25 August 1928 – 16 September 2022
David’s life spanned the reigns of five monarchs, just. In a symmetry he would have loved, Queen Elizabeth II acceded to the throne while my parents were on their honeymoon. This year they and her late Majesty celebrated their respective Platinum Jubilees. Charles III was proclaimed King a few days before my mother’s birthday on 15 September and the following day, my father died.
David was educated at Stowe, where he excelled in Latin, acquired his love of trees and the landscape and played cricket brilliantly. One of his teachers was T.H. White, author of The Once and Future King. For an intellectual and inquisitive boy like David, it was an approach that bore fruit and his thirst for learning endured the rest of his life.
David heard the voice of Caruso on the school sanatorium wireless. It was a Damascene moment. He introduced his friend, contemporary Stoic, his best man and our godfather the late Michael Triefus (Walpole 47) to opera. Between them they collected hundreds of gramophone records and deafened their families as they listened to them far into the small hours.

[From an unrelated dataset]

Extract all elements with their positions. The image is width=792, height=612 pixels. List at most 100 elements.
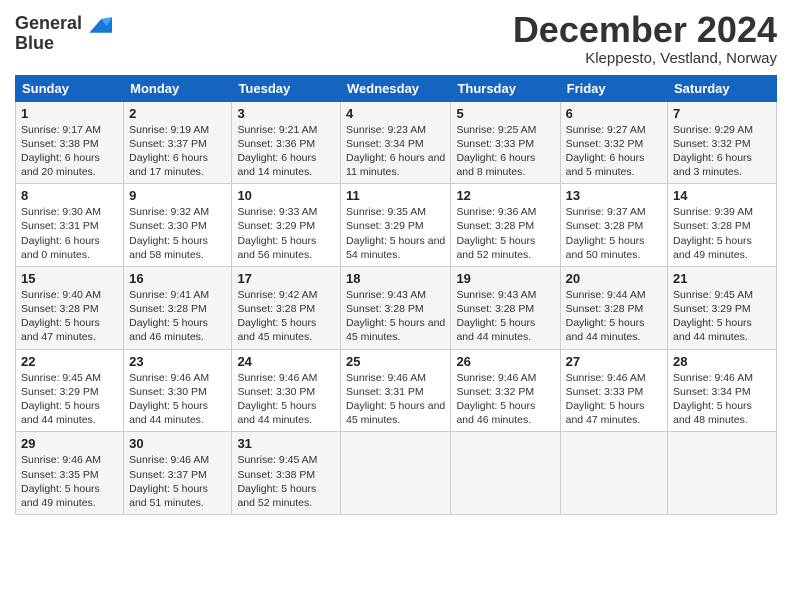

Called up for National Service in 1946, David and his friend, the late Brian Couzens trained at Holywood Barracks in Northern Ireland. Brian and David lived just streets away from each other as children but did not meet until they went to Belfast.
David was commissioned into 4th/7th Royal Dragoon Guards and served with the regiment in Palestine during the Arab/Israeli conflict until the British Army withdrew. Another friend of David’s, the late Jim Vallis was out there at the same time. He told me that David was held in the highest regard by those that served alongside him and greatly respected for his bravery and leadership during a period of extreme violence and treachery.
In 1951, at a Promenade concert in the Albert Hall, my father met a dark-eyed beauty called Diana Oxenford and his life changed forever.
Although David regretted not going to university, he did achieve the qualification of Master of Wine in 1956. To this day it’s a notoriously difficult exam to pass.
In retirement David lost no time in pursuing his passion for music, going to and supporting concerts, opera and music festivals, visiting art galleries, enjoying his MCC membership at Lord’s, playing golf with the Todds in Spain, completing The Times jumbo cryptic crossword, playing bridge, reading and taking his grandsons to the pantomime.
He believed that after death he would join his family and friends gone before, and that we at ours, would follow him to be with God. May he rest in peace.